Entre 2014 et 2015, deux millions de personnes ont fui la zone de conflit pendant les débuts de la « guerre du Donbass », une guerre hybride qui oppose les groupes séparatistes pro-russes aux autorités ukrainiennes. Celle-ci a causé des déplacements de population internes au pays : des Ukrainiens en fuite se sont dirigés massivement vers Kharkiv et vers la capitale, Kiev. D’autres ont demandé l’asile dans les pays voisins – Fédération de Russie, Biélorussie, Moldavie, Pologne, Hongrie et Roumanie. Les bombardements aveugles de zones résidentielles causèrent autant de morts et de blessés parmi les civils des zones contrôlées par les autorités ukrainiennes que dans les régions gérées par les groupes armés pro-russes. Après l’auto-proclamation des Républiques populaires de Donetsk et Lougansk et le cessez-le-feu de Minsk signé en février 2015, le conflit a néanmoins perduré dans cette région à l’est du pays jusqu’à devenir l’un des prétextes à l’intervention russe en Ukraine.

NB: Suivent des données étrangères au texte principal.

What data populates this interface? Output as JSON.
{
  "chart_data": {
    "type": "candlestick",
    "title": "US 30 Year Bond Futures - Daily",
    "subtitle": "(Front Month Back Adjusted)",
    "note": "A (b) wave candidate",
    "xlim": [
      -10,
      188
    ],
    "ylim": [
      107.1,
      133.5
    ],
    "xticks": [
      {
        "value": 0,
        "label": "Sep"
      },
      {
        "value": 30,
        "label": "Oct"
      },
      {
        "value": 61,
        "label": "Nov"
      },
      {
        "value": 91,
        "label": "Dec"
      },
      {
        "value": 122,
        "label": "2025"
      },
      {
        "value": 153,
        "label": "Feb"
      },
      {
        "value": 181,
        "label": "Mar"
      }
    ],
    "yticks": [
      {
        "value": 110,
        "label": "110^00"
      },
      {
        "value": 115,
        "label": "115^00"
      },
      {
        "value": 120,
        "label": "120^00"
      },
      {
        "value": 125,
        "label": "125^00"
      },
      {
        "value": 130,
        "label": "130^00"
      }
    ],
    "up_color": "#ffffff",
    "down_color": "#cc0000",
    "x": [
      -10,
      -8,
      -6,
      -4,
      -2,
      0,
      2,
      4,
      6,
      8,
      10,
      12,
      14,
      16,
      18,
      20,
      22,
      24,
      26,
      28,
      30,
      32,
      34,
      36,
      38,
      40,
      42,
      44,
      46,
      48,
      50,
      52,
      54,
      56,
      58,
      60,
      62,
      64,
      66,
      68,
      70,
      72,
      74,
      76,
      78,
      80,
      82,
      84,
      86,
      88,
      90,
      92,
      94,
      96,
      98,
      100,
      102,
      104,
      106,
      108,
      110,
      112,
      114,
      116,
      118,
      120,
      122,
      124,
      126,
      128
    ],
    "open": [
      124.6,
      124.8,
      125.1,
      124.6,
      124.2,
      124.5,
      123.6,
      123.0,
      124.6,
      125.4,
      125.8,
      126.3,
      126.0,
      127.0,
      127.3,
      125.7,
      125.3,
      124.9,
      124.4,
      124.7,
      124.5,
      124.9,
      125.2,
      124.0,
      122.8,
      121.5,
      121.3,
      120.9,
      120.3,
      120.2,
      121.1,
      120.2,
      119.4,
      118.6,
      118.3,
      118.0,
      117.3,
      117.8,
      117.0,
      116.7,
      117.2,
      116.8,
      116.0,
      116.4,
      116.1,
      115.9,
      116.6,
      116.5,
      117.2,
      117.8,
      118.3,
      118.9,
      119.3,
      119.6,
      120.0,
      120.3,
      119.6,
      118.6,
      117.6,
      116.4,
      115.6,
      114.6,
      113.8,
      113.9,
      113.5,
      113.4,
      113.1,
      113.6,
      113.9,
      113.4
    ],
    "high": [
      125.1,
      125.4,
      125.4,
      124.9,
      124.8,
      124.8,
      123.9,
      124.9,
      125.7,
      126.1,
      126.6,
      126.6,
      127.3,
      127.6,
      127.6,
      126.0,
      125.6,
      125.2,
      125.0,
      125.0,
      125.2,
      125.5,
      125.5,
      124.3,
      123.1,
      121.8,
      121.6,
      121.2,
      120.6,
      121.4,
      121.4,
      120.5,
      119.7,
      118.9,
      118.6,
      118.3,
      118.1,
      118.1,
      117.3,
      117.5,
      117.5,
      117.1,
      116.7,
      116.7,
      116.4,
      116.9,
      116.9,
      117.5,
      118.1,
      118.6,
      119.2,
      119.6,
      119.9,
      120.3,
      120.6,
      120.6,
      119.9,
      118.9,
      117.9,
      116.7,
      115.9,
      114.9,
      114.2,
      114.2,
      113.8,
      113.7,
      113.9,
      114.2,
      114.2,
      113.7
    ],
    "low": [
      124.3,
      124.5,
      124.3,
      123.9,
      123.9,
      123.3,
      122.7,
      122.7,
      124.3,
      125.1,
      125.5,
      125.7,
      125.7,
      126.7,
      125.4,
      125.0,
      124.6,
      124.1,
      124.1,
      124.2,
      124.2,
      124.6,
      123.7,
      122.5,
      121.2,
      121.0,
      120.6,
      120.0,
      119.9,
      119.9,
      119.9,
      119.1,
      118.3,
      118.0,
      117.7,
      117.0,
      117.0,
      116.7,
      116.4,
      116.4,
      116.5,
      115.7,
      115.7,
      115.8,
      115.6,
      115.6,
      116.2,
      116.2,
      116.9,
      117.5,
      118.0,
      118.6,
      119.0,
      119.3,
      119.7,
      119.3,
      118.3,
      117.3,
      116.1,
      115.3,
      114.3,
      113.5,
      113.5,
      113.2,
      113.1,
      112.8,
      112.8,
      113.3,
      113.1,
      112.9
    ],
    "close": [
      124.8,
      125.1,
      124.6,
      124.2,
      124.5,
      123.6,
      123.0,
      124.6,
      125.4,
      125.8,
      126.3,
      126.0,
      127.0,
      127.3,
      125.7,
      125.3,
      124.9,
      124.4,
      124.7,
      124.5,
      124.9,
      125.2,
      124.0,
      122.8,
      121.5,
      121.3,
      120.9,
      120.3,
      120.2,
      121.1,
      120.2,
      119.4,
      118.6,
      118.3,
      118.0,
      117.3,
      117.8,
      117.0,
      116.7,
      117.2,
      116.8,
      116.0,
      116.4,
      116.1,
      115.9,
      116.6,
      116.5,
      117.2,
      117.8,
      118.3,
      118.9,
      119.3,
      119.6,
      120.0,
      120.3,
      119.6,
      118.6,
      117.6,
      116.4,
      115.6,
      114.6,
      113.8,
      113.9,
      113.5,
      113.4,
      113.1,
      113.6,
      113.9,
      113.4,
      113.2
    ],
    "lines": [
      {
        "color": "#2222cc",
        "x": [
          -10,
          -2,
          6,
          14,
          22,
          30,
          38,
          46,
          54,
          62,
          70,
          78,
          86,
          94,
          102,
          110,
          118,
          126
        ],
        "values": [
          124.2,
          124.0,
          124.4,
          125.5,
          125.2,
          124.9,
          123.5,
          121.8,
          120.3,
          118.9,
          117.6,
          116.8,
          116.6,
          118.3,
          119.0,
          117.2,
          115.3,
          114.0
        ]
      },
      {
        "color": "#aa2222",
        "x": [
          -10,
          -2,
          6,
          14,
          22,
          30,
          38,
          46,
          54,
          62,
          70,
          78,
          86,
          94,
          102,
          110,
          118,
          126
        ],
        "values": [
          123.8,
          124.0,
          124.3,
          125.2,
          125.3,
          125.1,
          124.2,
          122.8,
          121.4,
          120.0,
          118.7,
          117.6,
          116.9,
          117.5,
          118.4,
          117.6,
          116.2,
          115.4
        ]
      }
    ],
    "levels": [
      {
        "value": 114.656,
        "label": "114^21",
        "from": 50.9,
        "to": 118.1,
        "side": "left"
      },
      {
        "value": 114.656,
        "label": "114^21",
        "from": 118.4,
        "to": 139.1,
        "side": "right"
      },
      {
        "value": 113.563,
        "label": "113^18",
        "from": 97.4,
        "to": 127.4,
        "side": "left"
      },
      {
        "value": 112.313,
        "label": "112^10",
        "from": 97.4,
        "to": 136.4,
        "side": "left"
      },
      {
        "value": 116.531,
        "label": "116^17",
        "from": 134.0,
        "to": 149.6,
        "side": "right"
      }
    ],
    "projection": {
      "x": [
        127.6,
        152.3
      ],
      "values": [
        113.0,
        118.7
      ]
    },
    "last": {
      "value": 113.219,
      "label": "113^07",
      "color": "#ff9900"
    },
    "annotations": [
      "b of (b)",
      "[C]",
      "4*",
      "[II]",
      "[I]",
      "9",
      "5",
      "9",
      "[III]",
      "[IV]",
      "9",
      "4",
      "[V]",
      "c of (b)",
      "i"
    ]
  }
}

Raconter la guerre : du film métapoétique à la fiction

La Terre est bleue comme une orange © Albatros Communicos

Comment raconter la guerre ? Ce film propose une réflexion formelle métapoétique sur ce que peut le cinéma. Comme le définit Marc Cerisuelo dans son ouvrage Hollywood à l’écran. Essai de poétique historique des films : l’exemple des métafilms américains (Presses Sorbonne Nouvelle, 2011), « le métafilm est une fiction qui prend explicitement pour objet le cinéma en représentant les agents de la production (acteurs, réalisateurs, scénaristes, producteurs, techniciens, etc.). [Il] procure une connaissance d’ordre documentaire ou vraisemblable, et élabore un discours critique à propos du cinéma ».
Le métafilm consiste donc en une œuvre de fiction où un ou plusieurs personnages deviennent conscients du fait qu’ils sont dans une fiction. Ils peuvent par exemple faire un commentaire sur l’élaboration de l’œuvre en question et briser de la sorte le 4e mur. La Terre est bleue comme une orange est un film métadocumentaire sur un film a priori documentaire en train de se faire dans la tradition des films « méta » comme Huit et demi de Federico Fellini, Chantons sous la pluie de Stanley Donen, La Nuit américaine de François Truffaut ou encore Ed Wood de Tim Burton. Il s’agit donc d’une mise en abyme, que l’on représente classiquement avec l’exemple de la boîte de Vache qui rit dont les boucles d’oreilles sont des boîtes de Vache qui rit. Le film est en train de se fabriquer sous les yeux du spectateur qui peut en apercevoir ses moyens techniques et ses questionnements esthétiques. Plusieurs caméras apparaissent à l’écran comme du matériel d’éclairage et de prise de son (perches et micros). Certaines séquences sont mêmes rejouées plusieurs fois sous différents angles, s’inspirant des figures de mise en scène de la fiction. Cette dimension fictionnelle ne retire rien à la portée documentaire de La Terre est bleue… mais elle met plus en avant les interrogations d’Anna et ses enfants sur leur projet de cinéma en temps de guerre : faut-il filmer la joie de cette maison au risque de faire oublier ce qu’il se passe dehors ? A-t-on besoin de montrer les ruines pour faire comprendre l’absurdité et la violence de la situation ?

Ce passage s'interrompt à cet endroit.